Meditações - Auriez-vous la bonté de me dire quelle heure est-il?

Faisant ma promenade quotidienne, chaque jour je passais dans une rue etroite: chaque jour, une jeune fille svelte de dix ans me suivait, a distance, respectueusement, le long de cette rue, en me regardant avec des paupieres sympathiques et curieuses. Elle etait grande pour son age et avait la taille elancee. D'abondants cheveux noirs, separes en deux sur la tete, tombaient en tresses independantes sur des epaules marmoreennes. Un jour, elle me suivait comme de coutume; les bras musculeux d'une femme du peuple la saisit par les cheveux, comme le tourbillon saisit la feuille, appliqua deux gifles brutales sur une joue fiere et muette, et ramena dans la maison cette conscience egaree. En vain, je faisais l'insouciant; elle ne manquait jamais de me poursuivre de sa presence inopportune. Lorsque j'enjambais une autre rue, pour continuer mon chemin, elle s'arretait, faisant un violent effort sur elle-meme, au terme de cette rue etroite, immobile comme la statue du Silence, et ne cessait de regarder devant elle, jusqu'a ce que je disparusse. 

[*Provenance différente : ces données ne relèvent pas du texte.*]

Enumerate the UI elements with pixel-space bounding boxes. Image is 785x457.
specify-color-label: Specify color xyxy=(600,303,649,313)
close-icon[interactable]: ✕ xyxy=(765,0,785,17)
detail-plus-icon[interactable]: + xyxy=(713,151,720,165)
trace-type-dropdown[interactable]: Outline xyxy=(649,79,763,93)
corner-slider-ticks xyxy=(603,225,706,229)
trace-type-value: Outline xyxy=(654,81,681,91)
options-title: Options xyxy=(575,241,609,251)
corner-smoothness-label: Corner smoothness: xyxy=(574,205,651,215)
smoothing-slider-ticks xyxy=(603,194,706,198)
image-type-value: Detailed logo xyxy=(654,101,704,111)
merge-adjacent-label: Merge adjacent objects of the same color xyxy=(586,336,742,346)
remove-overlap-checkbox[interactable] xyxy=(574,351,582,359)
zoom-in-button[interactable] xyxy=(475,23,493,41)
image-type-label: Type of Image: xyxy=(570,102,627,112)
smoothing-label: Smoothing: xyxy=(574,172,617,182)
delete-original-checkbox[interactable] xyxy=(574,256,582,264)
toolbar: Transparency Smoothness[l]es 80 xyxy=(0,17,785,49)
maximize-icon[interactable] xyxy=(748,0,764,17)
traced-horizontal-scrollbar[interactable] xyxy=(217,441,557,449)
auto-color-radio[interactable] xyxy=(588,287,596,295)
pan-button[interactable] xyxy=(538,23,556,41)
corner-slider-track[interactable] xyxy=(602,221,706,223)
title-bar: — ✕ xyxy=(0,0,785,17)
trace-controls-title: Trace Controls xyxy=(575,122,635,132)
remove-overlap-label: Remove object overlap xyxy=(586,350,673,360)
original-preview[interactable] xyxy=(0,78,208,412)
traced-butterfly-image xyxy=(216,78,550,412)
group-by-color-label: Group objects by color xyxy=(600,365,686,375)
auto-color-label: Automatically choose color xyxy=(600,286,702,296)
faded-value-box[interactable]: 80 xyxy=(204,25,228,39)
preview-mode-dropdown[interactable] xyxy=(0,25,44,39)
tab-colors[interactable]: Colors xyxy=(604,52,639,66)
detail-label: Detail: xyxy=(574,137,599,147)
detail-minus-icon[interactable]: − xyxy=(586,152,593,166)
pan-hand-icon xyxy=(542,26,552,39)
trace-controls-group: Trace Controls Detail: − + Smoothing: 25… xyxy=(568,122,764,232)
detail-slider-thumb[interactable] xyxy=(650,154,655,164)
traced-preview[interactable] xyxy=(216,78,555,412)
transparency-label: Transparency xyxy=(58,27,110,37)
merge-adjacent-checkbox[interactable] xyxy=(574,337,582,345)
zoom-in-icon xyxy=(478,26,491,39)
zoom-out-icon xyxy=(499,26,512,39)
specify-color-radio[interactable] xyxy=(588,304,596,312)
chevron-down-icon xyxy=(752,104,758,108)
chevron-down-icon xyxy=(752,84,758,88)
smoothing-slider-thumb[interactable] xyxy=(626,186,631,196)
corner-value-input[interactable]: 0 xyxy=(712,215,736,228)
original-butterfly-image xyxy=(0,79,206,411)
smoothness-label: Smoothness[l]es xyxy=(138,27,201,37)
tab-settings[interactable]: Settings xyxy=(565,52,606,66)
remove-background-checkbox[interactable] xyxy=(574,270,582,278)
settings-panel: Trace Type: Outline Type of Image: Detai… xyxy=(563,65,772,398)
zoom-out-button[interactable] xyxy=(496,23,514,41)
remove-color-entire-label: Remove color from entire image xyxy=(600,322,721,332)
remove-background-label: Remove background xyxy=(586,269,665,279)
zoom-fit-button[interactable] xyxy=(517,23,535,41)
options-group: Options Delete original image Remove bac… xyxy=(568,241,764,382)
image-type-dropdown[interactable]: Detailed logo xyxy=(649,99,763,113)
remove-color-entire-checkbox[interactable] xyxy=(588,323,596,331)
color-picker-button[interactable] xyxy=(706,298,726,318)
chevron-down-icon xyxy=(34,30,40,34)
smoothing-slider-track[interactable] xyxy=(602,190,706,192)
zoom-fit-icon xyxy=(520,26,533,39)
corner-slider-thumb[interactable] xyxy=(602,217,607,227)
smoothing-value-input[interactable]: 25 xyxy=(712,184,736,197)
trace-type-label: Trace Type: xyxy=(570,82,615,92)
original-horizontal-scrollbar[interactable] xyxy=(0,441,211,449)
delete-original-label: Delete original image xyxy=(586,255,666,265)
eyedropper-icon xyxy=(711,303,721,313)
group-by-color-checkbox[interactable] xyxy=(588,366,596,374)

Une fois, cette jeune fille me preceda dans la rue, et emboita le pas devant moi. Si j'allais vite pour la depasser, elle courait presque pour maintenir la distance egale; mais, si je ralentissais le pas, pour qu'il y eut un intervalle de chemin, assez grand entre elle et moi, alors, elle le ralentissait aussi, et y mettait la grace de l'enfance. Arrivee au terme de la rue, elle se retourna lentement, de maniere a me barrer le passage. Je n'eus pas le temps de m'esquiver, et je me trouvai devant sa figure. Elle avait les yeux gonfles et rouges. Je voyais facilement qu'elle voulait me parler, et qu'elle ne savait comment s'y prendre. Devenue subitement pale comme un cadavre, elle me demanda: "Auriez-vous la bonte de me dire quelle heure est-il?" Je lui dis que je ne portais pas de montre, et je m'eloignai rapidement. 

Depuis ce jour, enfant a l'imagination inquiete et precoce, tu n'as plus revu, dans la rue etroite, le jeune homme mysterieux qui battait peniblement, de sa sandale lourde, le pave des carrefours tortueux. L'apparition de cette comete enflammee ne reluira plus, comme un triste sujet de curiosite fanatique, sur la facade de ton observation decue; et, tu penseras souvent, trop souvent, peut-etre toujours, a celui qui ne paraissait pas s'inquieter des maux, ni des biens de la vie presente, et s'en allait au hasard, avec une figure horriblement morte, les cheveux herisses, la demarche chancelante, et les bras nageant aveuglement dans les eaux ironiques de l'ether comme pour y chercher la proie sanglante de l'espoir, ballottee continuellement, a travers les immenses regions de l'espace, par le chasse-neige implacable de la fatalite. Tu ne me verras plus, et je ne te verrai plus!... Qui sait? Peut-etre que cette fille n'etait pas ce qu'elle se montrait. Sous une enveloppe naive, elle cachait peut-etre une immense ruse, le poids de dix-huit annees,et le charme du vice. On a vu des vendeuses d'amour s'expatrier avec gaite des iles Britanniques, et franchir le detroit.